Он нервно вскочил, отошел к окну и уставился в темноту.
– Знаете, без квидиша в школе делать нечего.
Гермиона посмотрела на него укоризненно:
– А экзамены?
– Я же говорю, П.А.У.К. нас мало интересует, – ответил Фред. – Злостные закуски готовы. Мы теперь знаем, как избавляться от фурункулов: пара капель маринада горегубки – и порядок. Ли подсказал.
Джордж широко зевнул и печально посмотрел на облачное ночное небо.
– Даже не знаю, хочу ли я идти на этот матч. Представляете, что будет, если нас сделает Захария Смит? Я, наверно, убью себя.
– Лучше его, – отозвался Фред.
– Вот это в квидише и плохо, – рассеянно пробормотала Гермиона, склоняясь над переводом, – из-за него между колледжами возникает вражда.
Она подняла глаза, чтобы найти «Тарабарий Толковиана», и увидела, что Фред, Джордж и Гарри взирают на нее в недоуменном отвращении.
– А что? Так и есть! – упрямо мотнула головой Гермиона. – Это же всего-навсего игра!
– Гермиона, – покачал головой Гарри, – ты, конечно, хорошо разбираешься в чувствах, но в квидише ты ровным счетом ничего не смыслишь.
– Возможно, – мрачно согласилась Гермиона и снова взялась за перевод, – зато мое настроение не зависит от спортивных достижений Рона.
Гарри скорее бы спрыгнул с астрономической башни, чем согласился с Гермионой, но в субботу, наблюдая за игрой, понял, что готов отдать любые деньги за равнодушие к квидишу.
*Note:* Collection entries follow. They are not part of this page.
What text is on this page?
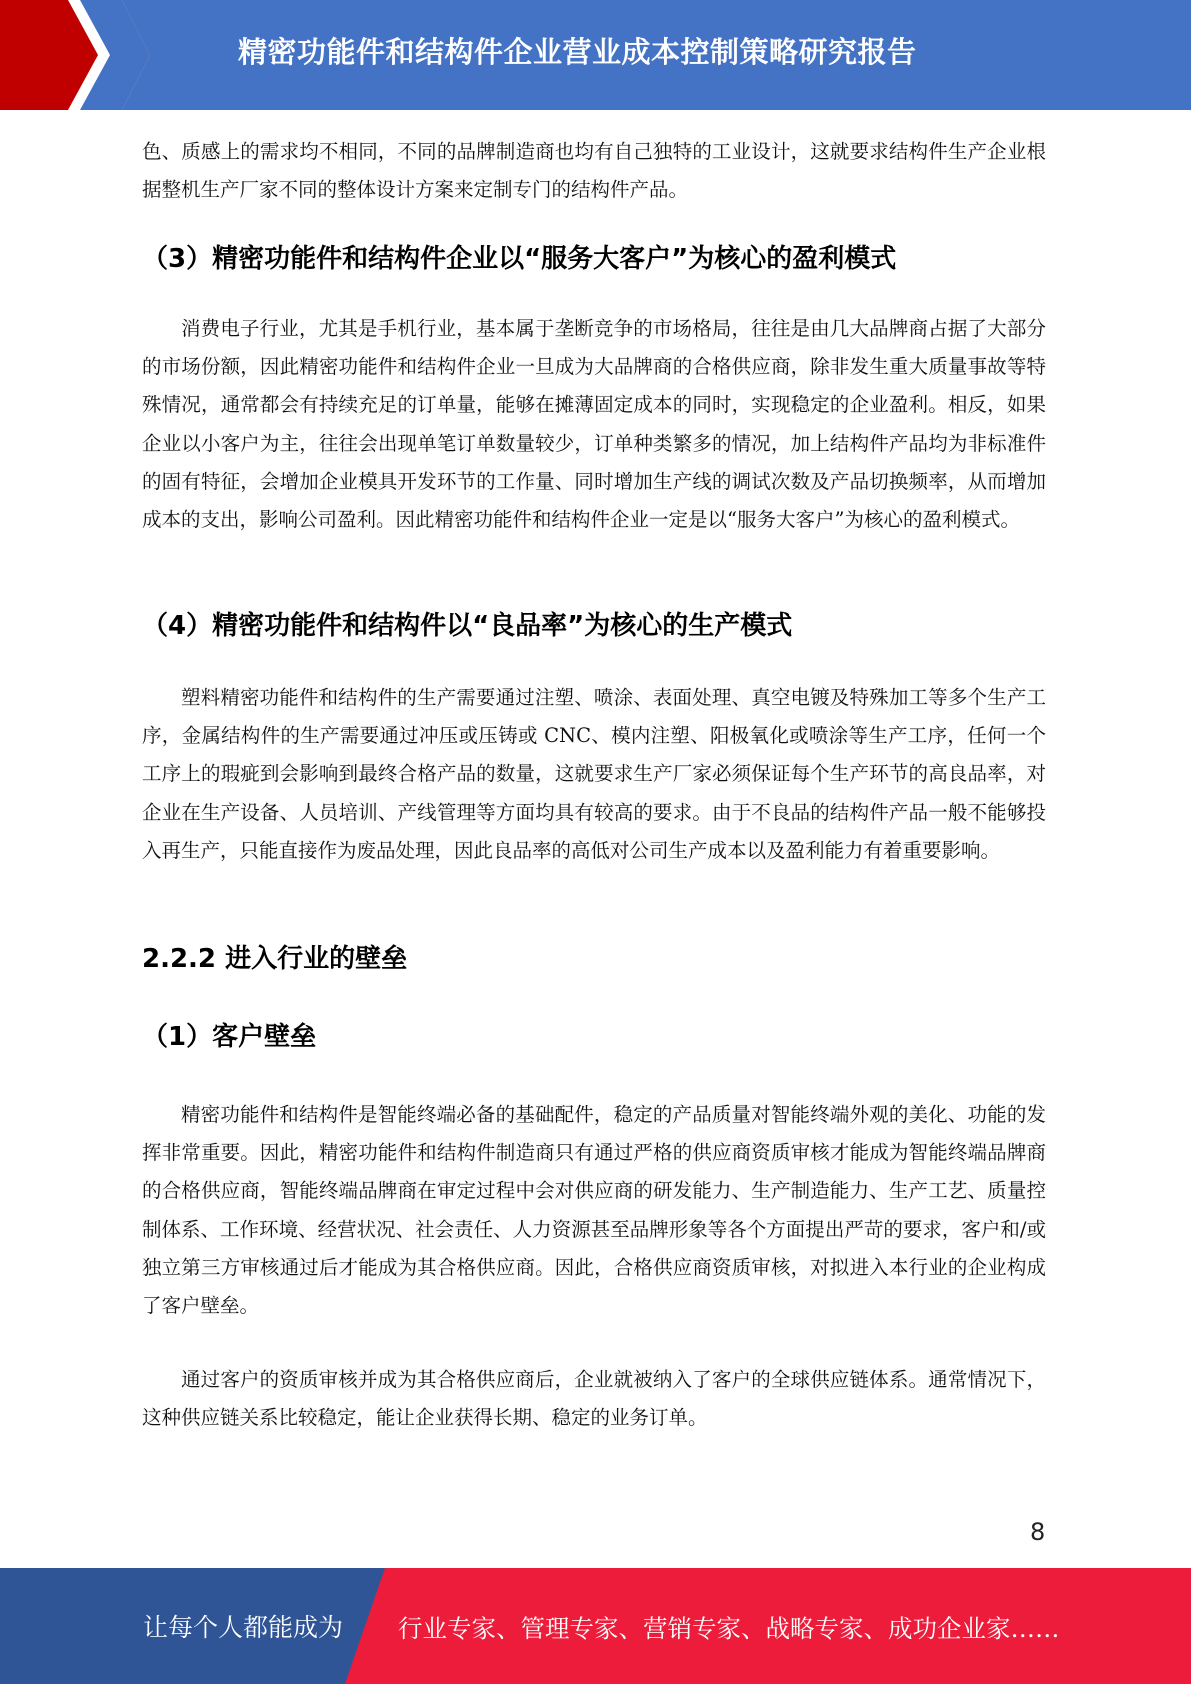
精密功能件和结构件企业营业成本控制策略研究报告

色、质感上的需求均不相同，不同的品牌制造商也均有自己独特的工业设计，这就要求结构件生产企业根据整机生产厂家不同的整体设计方案来定制专门的结构件产品。

（3）精密功能件和结构件企业以“服务大客户”为核心的盈利模式

消费电子行业，尤其是手机行业，基本属于垄断竞争的市场格局，往往是由几大品牌商占据了大部分的市场份额，因此精密功能件和结构件企业一旦成为大品牌商的合格供应商，除非发生重大质量事故等特殊情况，通常都会有持续充足的订单量，能够在摊薄固定成本的同时，实现稳定的企业盈利。相反，如果企业以小客户为主，往往会出现单笔订单数量较少，订单种类繁多的情况，加上结构件产品均为非标准件的固有特征，会增加企业模具开发环节的工作量、同时增加生产线的调试次数及产品切换频率，从而增加成本的支出，影响公司盈利。因此精密功能件和结构件企业一定是以“服务大客户”为核心的盈利模式。

（4）精密功能件和结构件以“良品率”为核心的生产模式

塑料精密功能件和结构件的生产需要通过注塑、喷涂、表面处理、真空电镀及特殊加工等多个生产工序，金属结构件的生产需要通过冲压或压铸或 CNC、模内注塑、阳极氧化或喷涂等生产工序，任何一个工序上的瑕疵到会影响到最终合格产品的数量，这就要求生产厂家必须保证每个生产环节的高良品率，对企业在生产设备、人员培训、产线管理等方面均具有较高的要求。由于不良品的结构件产品一般不能够投入再生产，只能直接作为废品处理，因此良品率的高低对公司生产成本以及盈利能力有着重要影响。

2.2.2 进入行业的壁垒
（1）客户壁垒

精密功能件和结构件是智能终端必备的基础配件，稳定的产品质量对智能终端外观的美化、功能的发挥非常重要。因此，精密功能件和结构件制造商只有通过严格的供应商资质审核才能成为智能终端品牌商的合格供应商，智能终端品牌商在审定过程中会对供应商的研发能力、生产制造能力、生产工艺、质量控制体系、工作环境、经营状况、社会责任、人力资源甚至品牌形象等各个方面提出严苛的要求，客户和/或独立第三方审核通过后才能成为其合格供应商。因此，合格供应商资质审核，对拟进入本行业的企业构成了客户壁垒。

通过客户的资质审核并成为其合格供应商后，企业就被纳入了客户的全球供应链体系。通常情况下，这种供应链关系比较稳定，能让企业获得长期、稳定的业务订单。

8
让每个人都能成为 行业专家、管理专家、营销专家、战略专家、成功企业家……
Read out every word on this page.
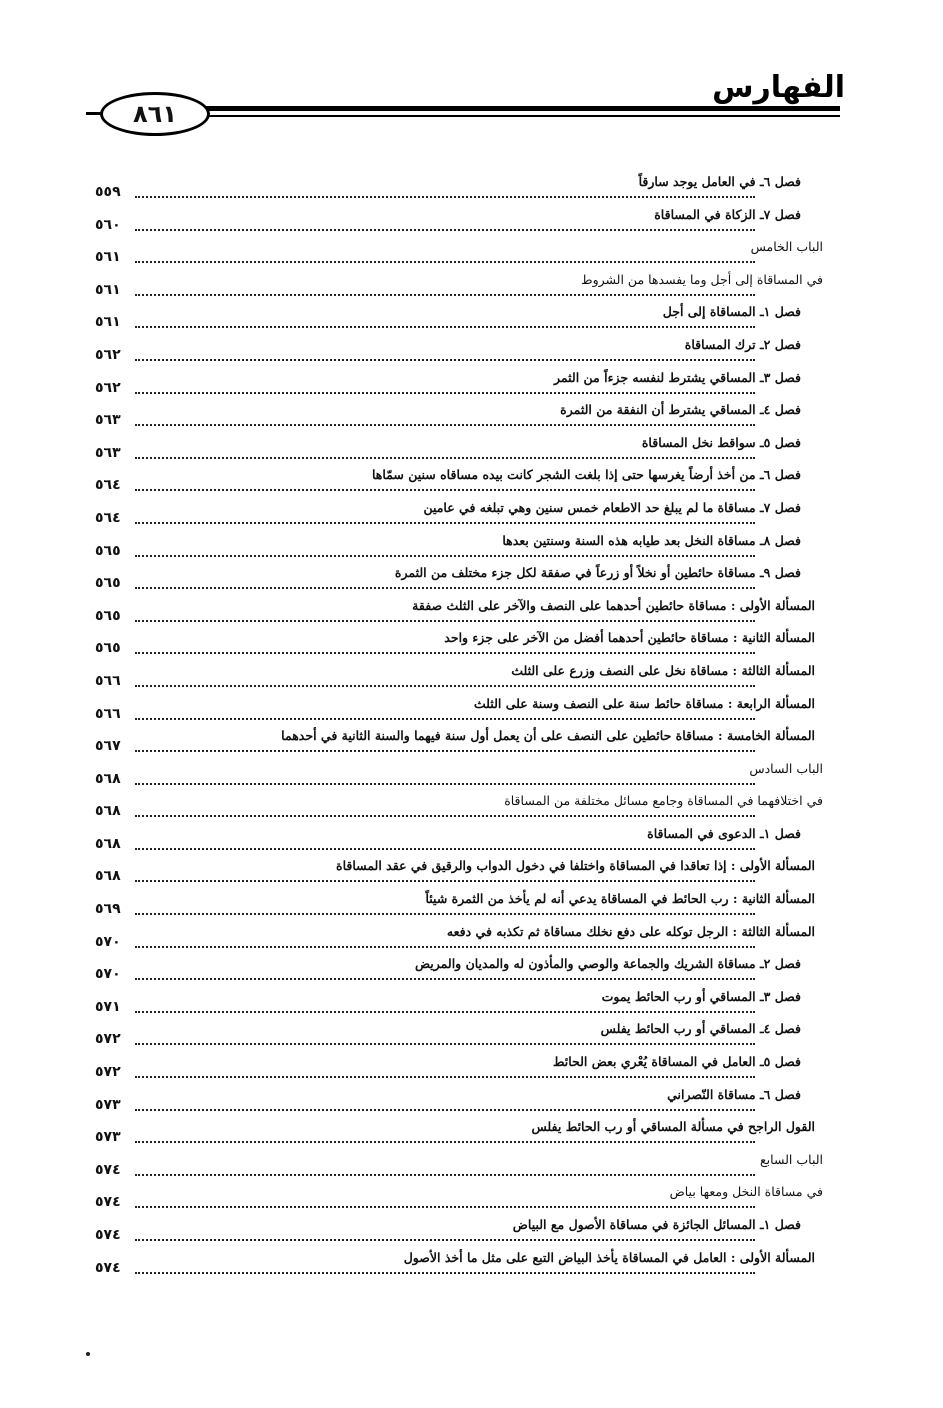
الفهارس
٨٦١
فصل ٦ـ في العامل يوجد سارقاً
٥٥٩
فصل ٧ـ الزكاة في المساقاة
٥٦٠
الباب الخامس
٥٦١
في المساقاة إلى أجل وما يفسدها من الشروط
٥٦١
فصل ١ـ المساقاة إلى أجل
٥٦١
فصل ٢ـ ترك المساقاة
٥٦٢
فصل ٣ـ المساقي يشترط لنفسه جزءاً من الثمر
٥٦٢
فصل ٤ـ المساقي يشترط أن النفقة من الثمرة
٥٦٣
فصل ٥ـ سواقط نخل المساقاة
٥٦٣
فصل ٦ـ من أخذ أرضاً يغرسها حتى إذا بلغت الشجر كانت بيده مساقاه سنين سمّاها
٥٦٤
فصل ٧ـ مساقاة ما لم يبلغ حد الاطعام خمس سنين وهي تبلغه في عامين
٥٦٤
فصل ٨ـ مساقاة النخل بعد طيابه هذه السنة وسنتين بعدها
٥٦٥
فصل ٩ـ مساقاة حائطين أو نخلاً أو زرعاً في صفقة لكل جزء مختلف من الثمرة
٥٦٥
المسألة الأولى : مساقاة حائطين أحدهما على النصف والآخر على الثلث صفقة
٥٦٥
المسألة الثانية : مساقاة حائطين أحدهما أفضل من الآخر على جزء واحد
٥٦٥
المسألة الثالثة : مساقاة نخل على النصف وزرع على الثلث
٥٦٦
المسألة الرابعة : مساقاة حائط سنة على النصف وسنة على الثلث
٥٦٦
المسألة الخامسة : مساقاة حائطين على النصف على أن يعمل أول سنة فيهما والسنة الثانية في أحدهما
٥٦٧
الباب السادس
٥٦٨
في اختلافهما في المساقاة وجامع مسائل مختلفة من المساقاة
٥٦٨
فصل ١ـ الدعوى في المساقاة
٥٦٨
المسألة الأولى : إذا تعاقدا في المساقاة واختلفا في دخول الدواب والرقيق في عقد المساقاة
٥٦٨
المسألة الثانية : رب الحائط في المساقاة يدعي أنه لم يأخذ من الثمرة شيئاً
٥٦٩
المسألة الثالثة : الرجل توكله على دفع نخلك مساقاة ثم تكذبه في دفعه
٥٧٠
فصل ٢ـ مساقاة الشريك والجماعة والوصي والمأذون له والمديان والمريض
٥٧٠
فصل ٣ـ المساقي أو رب الحائط يموت
٥٧١
فصل ٤ـ المساقي أو رب الحائط يفلس
٥٧٢
فصل ٥ـ العامل في المساقاة يُعْري بعض الحائط
٥٧٢
فصل ٦ـ مساقاة النّصراني
٥٧٣
القول الراجح في مسألة المساقي أو رب الحائط يفلس
٥٧٣
الباب السابع
٥٧٤
في مساقاة النخل ومعها بياض
٥٧٤
فصل ١ـ المسائل الجائزة في مساقاة الأصول مع البياض
٥٧٤
المسألة الأولى : العامل في المساقاة يأخذ البياض التبع على مثل ما أخذ الأصول
٥٧٤
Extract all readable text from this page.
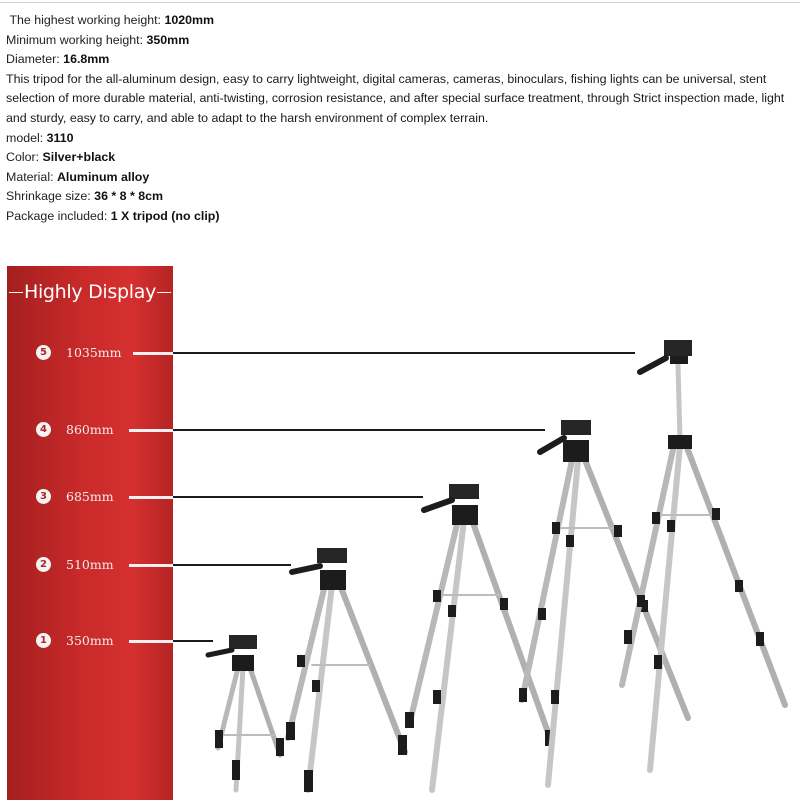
The highest working height: 1020mm
Minimum working height: 350mm
Diameter: 16.8mm
This tripod for the all-aluminum design, easy to carry lightweight, digital cameras, cameras, binoculars, fishing lights can be universal, stent selection of more durable material, anti-twisting, corrosion resistance, and after special surface treatment, through Strict inspection made, light and sturdy, easy to carry, and able to adapt to the harsh environment of complex terrain.
model: 3110
Color: Silver+black
Material: Aluminum alloy
Shrinkage size: 36 * 8 * 8cm
Package included: 1 X tripod (no clip)
Highly Display
5	1035mm
4	860mm
3	685mm
2	510mm
1	350mm
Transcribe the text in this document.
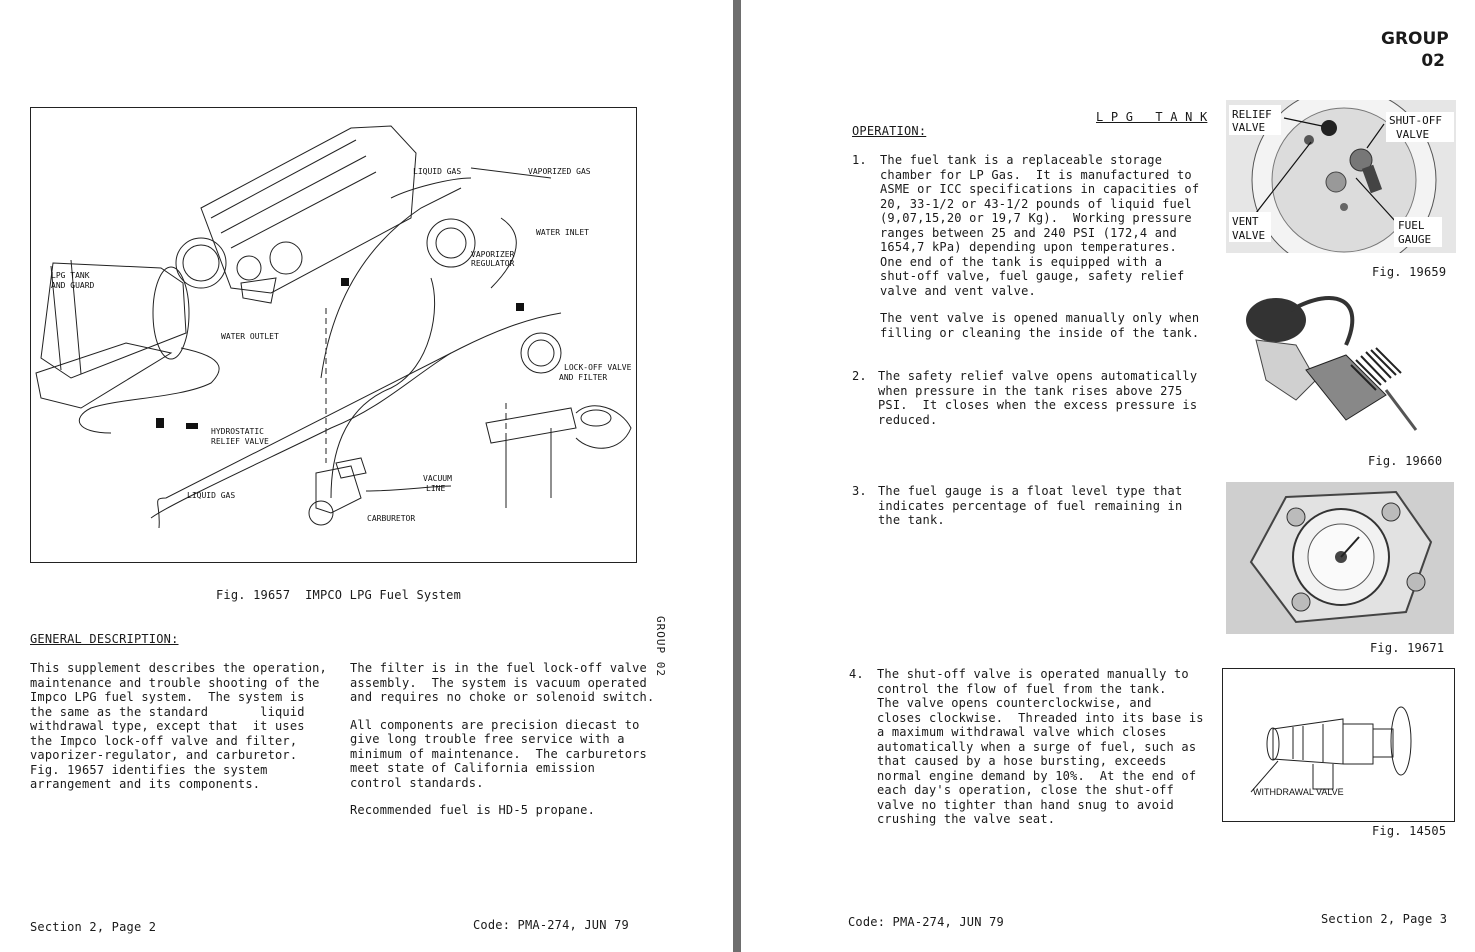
LIQUID GAS	VAPORIZED GAS
WATER INLET
VAPORIZER
REGULATOR
LPG TANK
AND GUARD
WATER OUTLET
LOCK-OFF VALVE
AND FILTER
HYDROSTATIC
RELIEF VALVE
VACUUM
LINE
LIQUID GAS
CARBURETOR
Fig. 19657  IMPCO LPG Fuel System
GROUP 02
GENERAL DESCRIPTION:
This supplement describes the operation,
maintenance and trouble shooting of the
Impco LPG fuel system.  The system is
the same as the standard       liquid
withdrawal type, except that  it uses
the Impco lock-off valve and filter,
vaporizer-regulator, and carburetor.
Fig. 19657 identifies the system
arrangement and its components.
The filter is in the fuel lock-off valve
assembly.  The system is vacuum operated
and requires no choke or solenoid switch.
All components are precision diecast to
give long trouble free service with a
minimum of maintenance.  The carburetors
meet state of California emission
control standards.
Recommended fuel is HD-5 propane.
Section 2, Page 2	Code: PMA-274, JUN 79
GROUP
02
L P G   T A N K
OPERATION:
1. The fuel tank is a replaceable storage
chamber for LP Gas.  It is manufactured to
ASME or ICC specifications in capacities of
20, 33-1/2 or 43-1/2 pounds of liquid fuel
(9,07,15,20 or 19,7 Kg).  Working pressure
ranges between 25 and 240 PSI (172,4 and
1654,7 kPa) depending upon temperatures.
One end of the tank is equipped with a
shut-off valve, fuel gauge, safety relief
valve and vent valve.
The vent valve is opened manually only when
filling or cleaning the inside of the tank.
2. The safety relief valve opens automatically
when pressure in the tank rises above 275
PSI.  It closes when the excess pressure is
reduced.
3. The fuel gauge is a float level type that
indicates percentage of fuel remaining in
the tank.
4. The shut-off valve is operated manually to
control the flow of fuel from the tank.
The valve opens counterclockwise, and
closes clockwise.  Threaded into its base is
a maximum withdrawal valve which closes
automatically when a surge of fuel, such as
that caused by a hose bursting, exceeds
normal engine demand by 10%.  At the end of
each day's operation, close the shut-off
valve no tighter than hand snug to avoid
crushing the valve seat.
RELIEF
VALVE
SHUT-OFF
VALVE
VENT
VALVE
FUEL
GAUGE
Fig. 19659
Fig. 19660
Fig. 19671
WITHDRAWAL VALVE
Fig. 14505
Code: PMA-274, JUN 79	Section 2, Page 3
Лучшим в этом матче была его непродолжительность: агония гриффиндорских болельщиков продлилась всего двадцать две минуты. Что было худшим, сразу не скажешь: Рон совершенно по-идиотски пропустил четырнадцатый мяч; Слопер, метивший в Нападалу, попал битой Ангелине по губам; Кёрк при виде Захарии Смита с Кваффлом в руках завопил от страха и скатился с метлы… Правда, как ни удивительно, «Гриффиндор» проиграл всего десять очков: Джинни ухитрилась выхватить Проныру из-под носа хуффльпуффского Ловчего Соммерби, и счет в итоге стал 240: 230.
– Молодец, – похвалил Гарри. Все сидели в общей гостиной, печальные, как после похорон.
– Мне просто повезло, – пожала плечами Джинни. – Проныра был какой-то вялый, а Соммерби простужен, он как раз чихнул и закрыл глаза. А, ладно!.. Вот когда ты вернешься в команду…
– Джинни, мне запретили играть пожизненно.
– Не пожизненно, а пока в школе Кхембридж, – поправила Джинни. – Две большие разницы. Короче, когда ты вернешься, я хочу попробоваться в Охотники. Ангелина с Алисией в следующем году уйдут, а мне больше нравится забивать, чем гоняться за Пронырой.
Гарри поискал глазами Рона. Тот сидел в углу, глядя на собственные колени и сжимая в руке усладэль.
– Ангелина не дает ему уйти из команды. – Джинни словно прочитала мысли Гарри. – Говорит: я знаю, у тебя есть способности.
За такую веру Гарри был глубоко благодарен Ангелине, но в то же время считал, что гуманнее все-таки Рона отпустить. Сегодня бедняга опять ушел со стадиона под громогласную песню «Уизли – наш король!», которую с удовольствием горланили слизеринцы – нынешние фавориты квидишного кубка.
Подошли Фред с Джорджем.
– Язык не поворачивается над ним шутить, – сказал Фред, бросив взгляд на сгорбленную фигуру в углу. – Хотя… как он прошляпил четырнадцатый…
Фред бешено заколотил руками по воздуху, словно пытался стоя плыть по-собачьи.
– …ладно, прибережем шутки до лучших времен.
Очень скоро Рон встал и поплелся спать. Из уважения к его чувствам Гарри немного подождал, прежде чем отправиться наверх: если Рон хочет, пусть притворится спящим. И действительно, когда Гарри вошел в спальню, Рон громко – неправдоподобно громко – храпел.
Гарри лег и стал вспоминать матч. Как обидно наблюдать за игрой со стороны! Джинни играла неплохо, но сам он поймал бы Проныру значительно быстрее… был момент, когда мячик завис у лодыжки Кёрка; если бы Джинни не растерялась, «Гриффиндор» мог и выиграть…
На стадионе Кхембридж сидела несколькими рядами ниже Гарри и Гермионы. Пару раз она неуклюже оборачивалась и смотрела на него, растягивая широкую пасть в злорадной ухмылке. Эта картина так ясно всплыла в памяти, что Гарри бросило в жар от злости. Но потом он вспомнил, что перед сном нужно освободиться от всех эмоций – Злей неустанно напоминал об этом в конце каждого занятия окклуменцией.
Он попробовал успокоиться, но мысли о Злее и Кхембридж лишь разожгли обиду и раздражение. Как же сильно он ненавидит их обоих! Рон постепенно перестал храпеть, задышал ровно и глубоко. А Гарри еще долго не мог заснуть; уставшее тело молило об отдыхе, но мозг никак не желал отключаться.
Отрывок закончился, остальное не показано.